425Benché quando ghe penso
 me vien da pianzer. Povero mario,
 el sarà andà de mal;
 el sarà in sepoltura o all’ospeal.
 Questo è el solito fin de chi vol far,
430come che sol dir, d’ogn’erba un fasso,
 perché chi no mesura
 el voler col poder poco la dura.
 
    Quanti quanti paregini,
 tutti gala e tutti mina,
435dopo aver fenio i zecchini,
 a magnar la polentina
 xe redotti ai nostri dì!
 
    Se sguazza, se gode,
 se osserva le mode
440e zo a tombolon
 co no se pol pì.
 
 Ma cossa vedio mai?
 L’abito che ho venduo lo vedo adosso
 de Orazio mio mario.
445Lu è quel che l’ha comprà, lu xe el pitocco
 e Cecchina sarà forsi culia.
 Me voggio retirar
 e in desparte ascoltar voi quel che i dise.

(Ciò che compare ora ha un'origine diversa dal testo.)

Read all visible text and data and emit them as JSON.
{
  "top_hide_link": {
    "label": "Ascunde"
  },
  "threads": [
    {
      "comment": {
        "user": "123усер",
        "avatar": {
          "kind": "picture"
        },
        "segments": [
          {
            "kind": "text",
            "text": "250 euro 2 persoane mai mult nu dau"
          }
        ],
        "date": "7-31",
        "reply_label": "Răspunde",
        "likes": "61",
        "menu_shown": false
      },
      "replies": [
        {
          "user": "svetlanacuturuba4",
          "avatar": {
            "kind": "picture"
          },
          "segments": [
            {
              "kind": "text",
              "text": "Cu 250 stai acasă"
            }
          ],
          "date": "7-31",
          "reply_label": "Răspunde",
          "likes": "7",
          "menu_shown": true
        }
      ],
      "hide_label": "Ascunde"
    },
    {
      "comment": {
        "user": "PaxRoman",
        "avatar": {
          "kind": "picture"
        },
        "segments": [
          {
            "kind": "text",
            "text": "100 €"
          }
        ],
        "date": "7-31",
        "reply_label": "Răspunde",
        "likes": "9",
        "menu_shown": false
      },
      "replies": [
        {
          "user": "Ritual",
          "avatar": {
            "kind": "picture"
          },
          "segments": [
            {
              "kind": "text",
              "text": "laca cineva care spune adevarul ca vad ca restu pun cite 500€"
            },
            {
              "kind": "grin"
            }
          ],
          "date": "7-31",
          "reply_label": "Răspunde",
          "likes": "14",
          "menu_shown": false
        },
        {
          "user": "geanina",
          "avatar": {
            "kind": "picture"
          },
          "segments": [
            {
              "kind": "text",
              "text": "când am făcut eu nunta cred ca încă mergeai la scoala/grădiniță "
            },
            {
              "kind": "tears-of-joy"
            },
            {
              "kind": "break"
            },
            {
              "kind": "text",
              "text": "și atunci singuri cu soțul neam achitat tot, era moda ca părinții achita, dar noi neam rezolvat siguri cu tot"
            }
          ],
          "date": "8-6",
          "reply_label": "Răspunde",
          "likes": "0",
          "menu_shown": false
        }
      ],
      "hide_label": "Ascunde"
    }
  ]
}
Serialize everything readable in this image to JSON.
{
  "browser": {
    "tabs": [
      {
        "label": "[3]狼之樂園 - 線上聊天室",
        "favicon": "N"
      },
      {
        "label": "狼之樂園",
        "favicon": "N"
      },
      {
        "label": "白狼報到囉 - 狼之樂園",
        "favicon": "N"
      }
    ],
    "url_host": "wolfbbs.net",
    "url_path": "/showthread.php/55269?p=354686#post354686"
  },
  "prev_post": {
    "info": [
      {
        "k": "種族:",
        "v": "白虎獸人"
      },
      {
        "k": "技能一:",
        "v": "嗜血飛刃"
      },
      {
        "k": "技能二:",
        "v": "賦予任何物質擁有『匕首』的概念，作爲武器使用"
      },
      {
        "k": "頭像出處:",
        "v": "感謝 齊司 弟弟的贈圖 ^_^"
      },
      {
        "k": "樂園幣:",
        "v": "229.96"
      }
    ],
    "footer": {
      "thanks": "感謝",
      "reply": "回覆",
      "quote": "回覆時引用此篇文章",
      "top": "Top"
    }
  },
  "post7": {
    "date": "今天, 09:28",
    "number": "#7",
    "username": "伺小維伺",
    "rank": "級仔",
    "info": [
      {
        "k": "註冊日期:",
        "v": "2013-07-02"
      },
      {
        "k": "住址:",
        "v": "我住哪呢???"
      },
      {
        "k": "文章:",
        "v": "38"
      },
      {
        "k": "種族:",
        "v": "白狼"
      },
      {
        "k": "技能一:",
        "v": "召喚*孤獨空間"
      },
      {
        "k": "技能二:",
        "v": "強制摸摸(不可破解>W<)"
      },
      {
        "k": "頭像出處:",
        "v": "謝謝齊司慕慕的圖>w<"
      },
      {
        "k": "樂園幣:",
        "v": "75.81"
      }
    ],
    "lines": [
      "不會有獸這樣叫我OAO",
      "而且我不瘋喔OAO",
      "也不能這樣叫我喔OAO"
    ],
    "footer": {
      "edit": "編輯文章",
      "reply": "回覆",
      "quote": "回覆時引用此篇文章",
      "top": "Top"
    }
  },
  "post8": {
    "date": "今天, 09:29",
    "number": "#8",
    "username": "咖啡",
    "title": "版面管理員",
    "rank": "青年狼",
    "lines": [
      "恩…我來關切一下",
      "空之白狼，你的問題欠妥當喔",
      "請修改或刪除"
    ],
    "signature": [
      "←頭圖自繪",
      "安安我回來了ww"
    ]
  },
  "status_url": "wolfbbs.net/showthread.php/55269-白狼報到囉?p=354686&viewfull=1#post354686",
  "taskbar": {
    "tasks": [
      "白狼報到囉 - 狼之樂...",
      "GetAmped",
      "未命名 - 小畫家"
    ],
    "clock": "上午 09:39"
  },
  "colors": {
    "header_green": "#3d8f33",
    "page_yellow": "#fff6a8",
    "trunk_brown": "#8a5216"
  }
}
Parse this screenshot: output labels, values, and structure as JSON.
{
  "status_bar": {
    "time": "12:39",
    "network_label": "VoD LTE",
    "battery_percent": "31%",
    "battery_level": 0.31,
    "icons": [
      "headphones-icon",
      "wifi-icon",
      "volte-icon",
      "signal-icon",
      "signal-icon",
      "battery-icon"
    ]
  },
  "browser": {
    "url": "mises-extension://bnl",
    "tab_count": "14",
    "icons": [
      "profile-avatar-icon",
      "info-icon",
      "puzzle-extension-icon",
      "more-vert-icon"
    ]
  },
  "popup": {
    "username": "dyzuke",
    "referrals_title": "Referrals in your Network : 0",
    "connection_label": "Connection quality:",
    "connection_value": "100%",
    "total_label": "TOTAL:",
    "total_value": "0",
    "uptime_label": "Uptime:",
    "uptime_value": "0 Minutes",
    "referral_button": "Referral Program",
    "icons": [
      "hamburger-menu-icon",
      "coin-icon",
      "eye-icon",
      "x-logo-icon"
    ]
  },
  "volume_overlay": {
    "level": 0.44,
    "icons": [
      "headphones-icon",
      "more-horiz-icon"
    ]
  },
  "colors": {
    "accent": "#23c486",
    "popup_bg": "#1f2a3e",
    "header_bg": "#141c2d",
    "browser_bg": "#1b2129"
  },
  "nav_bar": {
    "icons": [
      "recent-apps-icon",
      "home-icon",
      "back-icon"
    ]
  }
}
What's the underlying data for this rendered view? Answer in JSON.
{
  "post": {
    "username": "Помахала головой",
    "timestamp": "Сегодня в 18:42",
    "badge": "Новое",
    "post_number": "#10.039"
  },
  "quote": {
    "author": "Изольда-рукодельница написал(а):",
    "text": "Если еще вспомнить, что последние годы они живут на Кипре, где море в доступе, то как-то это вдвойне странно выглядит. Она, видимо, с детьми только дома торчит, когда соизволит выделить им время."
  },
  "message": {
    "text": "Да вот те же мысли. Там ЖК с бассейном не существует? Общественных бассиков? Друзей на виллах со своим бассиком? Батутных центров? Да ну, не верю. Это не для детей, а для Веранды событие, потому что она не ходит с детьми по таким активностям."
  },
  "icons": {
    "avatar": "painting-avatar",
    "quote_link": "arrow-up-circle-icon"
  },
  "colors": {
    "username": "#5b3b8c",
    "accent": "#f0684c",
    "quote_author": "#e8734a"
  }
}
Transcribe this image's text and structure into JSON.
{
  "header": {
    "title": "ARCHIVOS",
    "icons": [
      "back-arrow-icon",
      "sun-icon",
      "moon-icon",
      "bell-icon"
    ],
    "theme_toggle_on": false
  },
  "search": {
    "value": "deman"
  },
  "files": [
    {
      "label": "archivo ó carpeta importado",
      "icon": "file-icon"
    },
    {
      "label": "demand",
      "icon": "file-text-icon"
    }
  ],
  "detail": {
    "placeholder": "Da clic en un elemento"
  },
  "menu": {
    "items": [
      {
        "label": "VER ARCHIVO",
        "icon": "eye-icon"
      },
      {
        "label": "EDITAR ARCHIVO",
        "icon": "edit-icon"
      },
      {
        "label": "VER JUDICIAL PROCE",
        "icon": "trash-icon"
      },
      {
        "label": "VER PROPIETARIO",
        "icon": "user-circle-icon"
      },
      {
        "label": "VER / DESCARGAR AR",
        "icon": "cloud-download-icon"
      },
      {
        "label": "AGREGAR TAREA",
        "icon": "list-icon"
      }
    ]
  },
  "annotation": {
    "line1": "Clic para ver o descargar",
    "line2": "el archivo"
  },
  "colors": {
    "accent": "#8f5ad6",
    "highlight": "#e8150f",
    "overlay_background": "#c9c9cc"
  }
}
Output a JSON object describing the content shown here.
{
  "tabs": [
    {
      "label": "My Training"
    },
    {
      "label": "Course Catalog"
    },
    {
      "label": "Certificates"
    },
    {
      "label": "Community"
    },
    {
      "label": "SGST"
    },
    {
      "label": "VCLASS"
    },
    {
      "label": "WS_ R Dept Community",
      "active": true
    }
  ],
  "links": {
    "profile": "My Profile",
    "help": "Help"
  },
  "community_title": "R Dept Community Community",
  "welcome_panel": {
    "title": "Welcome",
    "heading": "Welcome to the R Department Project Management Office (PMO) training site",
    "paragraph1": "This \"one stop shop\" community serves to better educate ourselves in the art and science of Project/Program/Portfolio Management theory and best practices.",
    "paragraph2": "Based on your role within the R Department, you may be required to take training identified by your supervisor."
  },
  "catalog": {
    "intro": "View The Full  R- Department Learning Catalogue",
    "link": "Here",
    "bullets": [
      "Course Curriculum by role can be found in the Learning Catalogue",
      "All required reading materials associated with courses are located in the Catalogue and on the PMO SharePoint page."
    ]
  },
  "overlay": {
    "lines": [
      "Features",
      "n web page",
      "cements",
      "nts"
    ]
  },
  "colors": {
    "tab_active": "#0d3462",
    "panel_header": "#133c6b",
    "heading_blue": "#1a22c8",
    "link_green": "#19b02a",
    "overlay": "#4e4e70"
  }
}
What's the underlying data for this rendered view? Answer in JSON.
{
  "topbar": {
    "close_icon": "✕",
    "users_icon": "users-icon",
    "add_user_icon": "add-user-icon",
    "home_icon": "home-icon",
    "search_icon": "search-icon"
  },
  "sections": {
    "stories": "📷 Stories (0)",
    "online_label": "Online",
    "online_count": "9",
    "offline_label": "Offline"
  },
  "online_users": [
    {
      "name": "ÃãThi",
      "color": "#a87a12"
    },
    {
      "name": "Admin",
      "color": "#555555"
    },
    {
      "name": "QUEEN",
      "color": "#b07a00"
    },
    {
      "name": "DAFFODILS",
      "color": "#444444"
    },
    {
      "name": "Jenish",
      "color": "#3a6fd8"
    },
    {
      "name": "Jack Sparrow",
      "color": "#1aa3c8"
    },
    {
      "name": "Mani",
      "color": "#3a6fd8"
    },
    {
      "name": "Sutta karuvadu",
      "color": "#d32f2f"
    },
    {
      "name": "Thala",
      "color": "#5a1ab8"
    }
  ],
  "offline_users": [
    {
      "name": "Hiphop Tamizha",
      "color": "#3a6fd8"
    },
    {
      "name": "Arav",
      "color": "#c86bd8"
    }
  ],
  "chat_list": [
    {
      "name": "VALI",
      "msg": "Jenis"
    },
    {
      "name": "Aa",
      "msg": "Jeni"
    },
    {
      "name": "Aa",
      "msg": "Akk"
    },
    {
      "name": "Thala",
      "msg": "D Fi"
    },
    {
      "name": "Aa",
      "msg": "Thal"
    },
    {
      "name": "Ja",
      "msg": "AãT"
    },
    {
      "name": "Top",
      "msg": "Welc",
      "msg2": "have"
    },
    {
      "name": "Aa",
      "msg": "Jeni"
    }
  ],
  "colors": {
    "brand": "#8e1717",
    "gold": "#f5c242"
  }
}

 Orazio xe alla fin le mie raise.
 
 SCENA V
 
 ORAZIO, CECCHINA e detta ritirata
 
 Orazio
450Cara Cecchina mia, giacché la sorte
 ci fa trovare assieme,
 stiamoci in buona pace.
 Cecchina
 Signor fratello mio, quel che vi piace.
 Di venire con voi non mi ritiro
455e vi starò lieta e contenta ognora,
 purché assieme con voi non sia Lindora.
 Lindora
 (Sentì che petulante!)
 Orazio
                                           Eh non temete;
 alla moglie scacciata io più non penso.
 Vadi pur a cantar le canzonette.
 Lindora
460(Che razze maledette!)
 Orazio
 Ce la farem tra noi, cara sorella.
 Lindora
 (Adess’adesso ghe la voi far bella).
 Orazio
 Orsù montiamo in banco;
 voi col cantar il popolo attraete;
465ed io, come sapete,
 venderò quel vital contraveleno
 ch’io già composi di farina gialla,
 miele, vitriolo e galla,
 ch’è quel composto che si vende a maca
470dai ciarlatani in nome di teriaca.
 Cecchina
 Quanto rider io voglio!
 Orazio
                                            Andiamo al banco;
 se capitasse un qualche fazzoletto
 che fosse buono assai
 mettetelo in saccocia
475e a chi ve lo cercasse poi direte
 ch’egli si è perso e d’altro non sapete.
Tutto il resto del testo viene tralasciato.